Eastside Hockey Manager (often abbreviated as EHM) is an ice hockey management simulation game, and is the latest edition of the Eastside Hockey Manager series. It is developed by SI Games and published by Sega. A beta version was released through Steam Early Access on 26 March 2015. The game left Early Access on 1 December 2015.

==Gameplay==
Eastside Hockey Manager is a sports simulation game, which allows the player to take control of an ice hockey team from over 30 playable leagues. Currently the game does not have any official licenses within the game (with the exception of the British-based Elite Ice Hockey League), as a result fictional league, team and player names are used instead. Once the user has selected a team to manage, they are able to make changes to their roster, via trading, drafting or signing new players. From there they can scout new players, set their preferred tactics, and play against other teams. When the user is playing against another team, they can watch the game via a top down 2D match engine.

As a result of the fictional nature of the game, several fans and unaffiliated websites have created 3rd party data packs that add real leagues, teams and players into the game, for example, the league featured in the game as 'National League' becomes the National Hockey League. Many of these data packs can have been uploaded to the Steam Workshop which allows users to import real life information into their game.

The game includes over 30 playable leagues, 10 more than the previous edition.

==Development==
Eastside Hockey Manager is the most recent edition in the Eastside Hockey Manager franchise, and is the direct successor to NHL Eastside Hockey Manager 2007. The series was put on an indefinite hiatus after the 2007 version of the game, due to low sales figures which the developers claimed was largely as a result of online piracy.

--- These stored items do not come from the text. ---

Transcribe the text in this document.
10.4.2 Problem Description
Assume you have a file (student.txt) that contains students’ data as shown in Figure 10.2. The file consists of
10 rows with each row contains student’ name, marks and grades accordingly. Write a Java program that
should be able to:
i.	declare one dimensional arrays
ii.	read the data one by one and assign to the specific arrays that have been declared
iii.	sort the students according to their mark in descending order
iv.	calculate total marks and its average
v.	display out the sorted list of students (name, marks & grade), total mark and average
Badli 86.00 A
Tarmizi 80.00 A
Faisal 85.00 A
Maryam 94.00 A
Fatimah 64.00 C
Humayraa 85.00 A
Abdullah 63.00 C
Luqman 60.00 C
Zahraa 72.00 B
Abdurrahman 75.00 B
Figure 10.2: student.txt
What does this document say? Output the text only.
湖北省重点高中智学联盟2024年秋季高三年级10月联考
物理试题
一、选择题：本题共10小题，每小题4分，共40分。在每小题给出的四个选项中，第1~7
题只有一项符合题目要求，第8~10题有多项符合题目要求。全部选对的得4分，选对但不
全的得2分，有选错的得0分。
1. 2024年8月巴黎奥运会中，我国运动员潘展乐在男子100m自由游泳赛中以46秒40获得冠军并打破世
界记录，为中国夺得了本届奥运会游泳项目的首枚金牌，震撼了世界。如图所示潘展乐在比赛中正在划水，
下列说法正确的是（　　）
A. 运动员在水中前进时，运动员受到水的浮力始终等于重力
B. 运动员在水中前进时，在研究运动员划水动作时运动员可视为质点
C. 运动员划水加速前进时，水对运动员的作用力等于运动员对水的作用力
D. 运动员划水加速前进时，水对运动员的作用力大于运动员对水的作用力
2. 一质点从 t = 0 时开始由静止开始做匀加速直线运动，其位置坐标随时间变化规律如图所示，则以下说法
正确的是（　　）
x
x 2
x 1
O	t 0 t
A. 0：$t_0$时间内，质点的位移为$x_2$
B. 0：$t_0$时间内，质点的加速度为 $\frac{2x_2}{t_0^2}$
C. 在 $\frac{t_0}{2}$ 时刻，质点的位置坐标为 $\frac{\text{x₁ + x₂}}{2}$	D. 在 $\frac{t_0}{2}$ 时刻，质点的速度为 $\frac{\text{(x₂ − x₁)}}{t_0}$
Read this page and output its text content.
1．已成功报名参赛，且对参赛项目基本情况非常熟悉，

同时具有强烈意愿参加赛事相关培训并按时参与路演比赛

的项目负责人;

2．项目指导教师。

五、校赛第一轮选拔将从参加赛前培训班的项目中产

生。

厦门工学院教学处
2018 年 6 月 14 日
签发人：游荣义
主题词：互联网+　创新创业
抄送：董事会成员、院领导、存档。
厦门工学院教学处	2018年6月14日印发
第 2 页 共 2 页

After an eight-year hiatus, Eastside Hockey Manager was initially released as a Steam Early Access title on March 26, 2015. Lead designer Risto Remes does the bulk of the work for this version of EHM, when not working on the Football Manager series. Following this release, the game was updated every fortnight, during which time game-play was constantly refined and new playable leagues were added. On 1 December, 2015 it was announced that EHM had officially left Early Access. When first launched, EHM featured 11 playable leagues and competitions, whereas by the time the game had left Early Access that figure had risen to an excess of 30 playable leagues and competitions. On 11 May 2016, the first official data pack was released after a licensing agreement was signed with the Elite Ice Hockey League. This data pack allows the user to include all the official player and team data and images for the 10 teams within the league.